Dive Brief:
- Pending home sales inched up 1.4% in March to a rate of 110.5, up from the downwardly revised rate of 109.0 in February, the National Association of Realtors reported Wednesday.
- March's rate was 1.4% higher than March 2015. Pending sales last month reached the highest level since May 2015.
- Nearly all U.S. regions posted sales gains in March, with the exception of the West — where sales fell 1.8%. Pending sales grew in the Northeast by 3.2%, in the South by 3.0%, and in the Midwest by 0.2%.
Dive Insight:
March pending home sales beat expectations, as economists surveyed by MarketWatch predicted only a 0.7% gain.
NAR Chief Economist Lawrence Yun said in a release that the positive momentum in pending sales is good news during the spring buying season. "Despite supply deficiencies in plenty of areas, contract activity was fairly strong in a majority of markets in March," he said. Yun attributed the market's strength to low mortgage rates and a robust labor market.
However, Yun added that the lack of new home construction — especially entry-level homes for first-time buyers — is "starting to impact some top job producing markets, where endless supply shortages continue to limit choices for buyers and are driving up prices beyond what a growing share of households can comfortably afford."

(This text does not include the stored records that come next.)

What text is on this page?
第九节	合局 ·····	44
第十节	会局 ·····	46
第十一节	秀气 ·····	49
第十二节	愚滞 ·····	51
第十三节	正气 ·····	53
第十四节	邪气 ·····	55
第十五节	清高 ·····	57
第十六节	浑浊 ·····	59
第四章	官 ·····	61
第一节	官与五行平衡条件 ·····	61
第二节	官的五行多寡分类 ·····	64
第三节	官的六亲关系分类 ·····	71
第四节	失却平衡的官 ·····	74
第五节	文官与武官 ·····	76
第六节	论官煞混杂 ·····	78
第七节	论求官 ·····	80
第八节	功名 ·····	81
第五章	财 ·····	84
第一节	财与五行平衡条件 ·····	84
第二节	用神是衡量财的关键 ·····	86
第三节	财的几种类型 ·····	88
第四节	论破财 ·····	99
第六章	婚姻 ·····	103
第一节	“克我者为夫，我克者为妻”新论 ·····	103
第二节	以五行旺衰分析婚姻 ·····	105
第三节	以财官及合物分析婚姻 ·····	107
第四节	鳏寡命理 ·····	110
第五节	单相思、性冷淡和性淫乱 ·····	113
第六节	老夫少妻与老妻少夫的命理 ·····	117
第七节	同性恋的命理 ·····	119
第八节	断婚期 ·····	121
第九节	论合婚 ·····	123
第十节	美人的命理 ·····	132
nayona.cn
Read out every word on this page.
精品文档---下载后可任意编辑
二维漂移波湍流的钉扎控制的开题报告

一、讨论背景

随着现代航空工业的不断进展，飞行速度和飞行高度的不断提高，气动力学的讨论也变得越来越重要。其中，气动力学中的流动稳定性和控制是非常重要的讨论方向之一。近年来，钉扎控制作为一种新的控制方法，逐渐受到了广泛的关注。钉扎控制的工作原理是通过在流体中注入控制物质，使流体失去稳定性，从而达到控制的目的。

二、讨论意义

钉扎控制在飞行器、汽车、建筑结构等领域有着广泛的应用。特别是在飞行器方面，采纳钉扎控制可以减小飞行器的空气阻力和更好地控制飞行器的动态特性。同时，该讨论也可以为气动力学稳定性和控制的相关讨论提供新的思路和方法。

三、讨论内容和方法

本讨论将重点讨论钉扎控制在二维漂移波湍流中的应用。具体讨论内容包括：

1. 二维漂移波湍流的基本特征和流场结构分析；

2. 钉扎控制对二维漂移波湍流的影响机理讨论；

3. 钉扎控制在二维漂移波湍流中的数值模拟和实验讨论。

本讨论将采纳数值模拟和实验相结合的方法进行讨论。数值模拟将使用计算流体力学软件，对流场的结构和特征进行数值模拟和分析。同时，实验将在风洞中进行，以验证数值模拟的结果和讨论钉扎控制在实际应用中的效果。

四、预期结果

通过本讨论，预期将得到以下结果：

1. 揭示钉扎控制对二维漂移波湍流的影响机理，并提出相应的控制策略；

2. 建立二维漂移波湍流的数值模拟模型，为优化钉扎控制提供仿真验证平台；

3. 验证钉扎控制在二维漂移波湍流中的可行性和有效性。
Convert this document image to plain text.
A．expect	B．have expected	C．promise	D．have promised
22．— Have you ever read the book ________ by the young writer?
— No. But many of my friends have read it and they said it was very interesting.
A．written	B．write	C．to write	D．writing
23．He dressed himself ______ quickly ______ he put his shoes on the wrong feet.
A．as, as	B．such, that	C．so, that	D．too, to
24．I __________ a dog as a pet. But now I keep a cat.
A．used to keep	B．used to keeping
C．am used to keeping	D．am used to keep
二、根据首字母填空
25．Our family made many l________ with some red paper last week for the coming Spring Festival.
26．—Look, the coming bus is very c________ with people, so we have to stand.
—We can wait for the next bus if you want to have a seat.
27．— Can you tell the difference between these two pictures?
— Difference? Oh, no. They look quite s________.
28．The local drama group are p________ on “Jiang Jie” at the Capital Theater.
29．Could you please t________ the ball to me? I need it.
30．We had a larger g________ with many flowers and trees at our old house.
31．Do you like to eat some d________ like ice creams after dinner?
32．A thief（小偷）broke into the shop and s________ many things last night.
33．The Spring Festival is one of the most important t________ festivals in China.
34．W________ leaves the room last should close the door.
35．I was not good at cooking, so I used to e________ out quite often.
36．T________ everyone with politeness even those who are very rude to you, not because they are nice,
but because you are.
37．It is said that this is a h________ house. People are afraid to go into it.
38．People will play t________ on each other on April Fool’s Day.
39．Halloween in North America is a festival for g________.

Yun's analysis coincides with a recent Zillow report, which found a 10% decline in the number of available entry-level inventory in the past year. In response to calls to ramp up construction, some builders have countered that the "regulatory burden" is keeping them from increasing single-family building. The National Association of Home Builders testified to Congress last month that regulations can add up to 25% to the cost of building a home.
Housing reports this month have been mixed for the residential industry. Builder confidence remained unchanged at 58, housing starts dropped 8.8% in March, existing home sales rose 5.1%, and new home sales slipped 1.5%. The mediocre results for March reinforce reports that builders are still cautious about the market's momentum and the overall state of the economy.